In the late 1970s, the widening of U.S. Route 19 through western North Carolina’s Nantahala River gorge was proposed. Not only is the gorge the only place the noonday globe snail is known to live, but the snails are limited to the north-facing slope of the gorge. Due in part to the threat posed by the proposed expansion, the noonday globe snail was place on the Federal threatened and endangered species list, as threatened, in 1978.
Plans for the widening of the highway were subsequently dropped and, at least currently, no longer pose a threat to the species. However, the Nantahala River and Nantahala Gorge are extremely popular recreational areas and much of the private land adjacent to national forest within the gorge has been developed or is being developed to cater to rafters, kayakers, hikers and other recreational users. Additionally, forest clearing and disturbance associated with this development has contributed to spread of kudzu (Pueraria lobata), Japanese honeysuckle (Lonicera japonica), and other invasive, non-native plants that have eliminated suitable habitat for the snail within portions of the disturbed areas of the gorge. Despite these threats, the snail’s population appears to be stable.
The area of the Nantahala River Gorge where the snail lives is steeply sloped and contains a forested mix of hardwood tree species and hemlock with a rich herbaceous understory. This herbaceous understory is different from the surrounding slopes due to underlying calcareous rock and northern exposure. The southeast side of the gorge is very steep and its cliffs are interrupted frequently by small streams, waterfalls, seeps, and springs. The cliffs are heavily forested, and in many places are shaded for most of the day. The forest floor often has a thick humus layer and there is much exposed rock. Moist conditions appear to be critical to the species, often being found on our around moist rock outcrops, or among leaf litter and humus layers around the base of vegetation.
Nothing is known about the snail’s food preferences or feeding behavior. Related snails are believed to eat fungi.
The noonday globe snail measures approximately ¾ inch wide and ½ inch high and has a rounded shell. Its shell is shiny and reddish in color. The surface of the shell is sculptured with rather coarse lines. The area around the shell opening (aperture) is white with a long curved “tooth” located inside the opening. The animal’s body is black.

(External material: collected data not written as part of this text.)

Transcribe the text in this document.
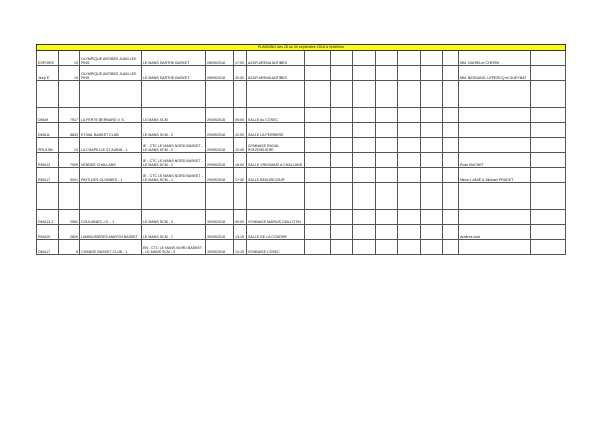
PLANNING des 28 au 30 septembre 2018 à l'extérieur															
ESPOIRS	19	OLYMPIQUE ANTIBES JUAN LES PINS	LE MANS SARTHE BASKET	28/09/2018	17:00	AZUR ARENA ANTIBES								MM. DAHRA et CHERNI	
Jeep E	19	OLYMPIQUE ANTIBES JUAN LES PINS	LE MANS SARTHE BASKET	28/09/2018	20:30	AZUR ARENA ANTIBES								MM. BESSANG, LEPERCQ et GUEYNAT	

DMU9	7917	LA FERTE BERNARD V. S.	LE MANS SCM	29/09/2018	00:00	SALLE du COSEC									
DMU11	8833	ETIVAL BASKET CLUB	LE MANS SCM - 2	29/09/2018	12:00	SALLE LA FERRIERE									
PRU13M	13	LA CHAPELLE ST AUBIN - 1	IE - CTC LE MANS NORD BASKET - LE MANS SCM - 2	29/09/2018	12:45	GYMNASE RAOUL ROUSSELIERE									
RMU13	7909	VENDEE CHALLANS	IE - CTC LE MANS NORD BASKET - LE MANS SCM - 1	29/09/2018	16:00	SALLE VRIGNAUD A CHALLANS								Evan BUCHET	
RMU17	3001	PAYS DES OLONNES - 1	IE - CTC LE MANS NORD BASKET - LE MANS SCM - 1	29/09/2018	17:30	SALLE BEAUSEJOUR								Ninon LAMIE & Mickael PRADET	

DMU13-2	2962	COULAINES J.S. - 1	LE MANS SCM - 3	30/09/2018	09:00	GYMNASE MARIUS GUILLOTIN									
RMU20	2805	LAMBOISIERES-MARTIN BASKET	LE MANS SCM - 1	30/09/2018	13:15	SALLE DE LA COUDRE								Arbitres club	
DMU17	8	CHANGE BASKET CLUB - 1	EN - CTC LE MANS NORD BASKET - LE MANS SCM - 3	30/09/2018	13:15	GYMNASE COSEC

The noonday globe is only known from the north-facing side of Nantahala River Gorge. It was originally thought to live from the vicinity of Silver Mine Creek at the northern edge of the gorge, southwest to the vicinity of the U.S. Route 19 bridge crossing the Nantahala River near the southern end of the gorge, however recent survey efforts led to an expansion in its known range from a roughly three-kilometer stretch of the gorge to a six-kilometer stretch. Within this area, the species has been found at scattered sites from the southeast side of NC Highway 19 to near the top ridge of the gorge.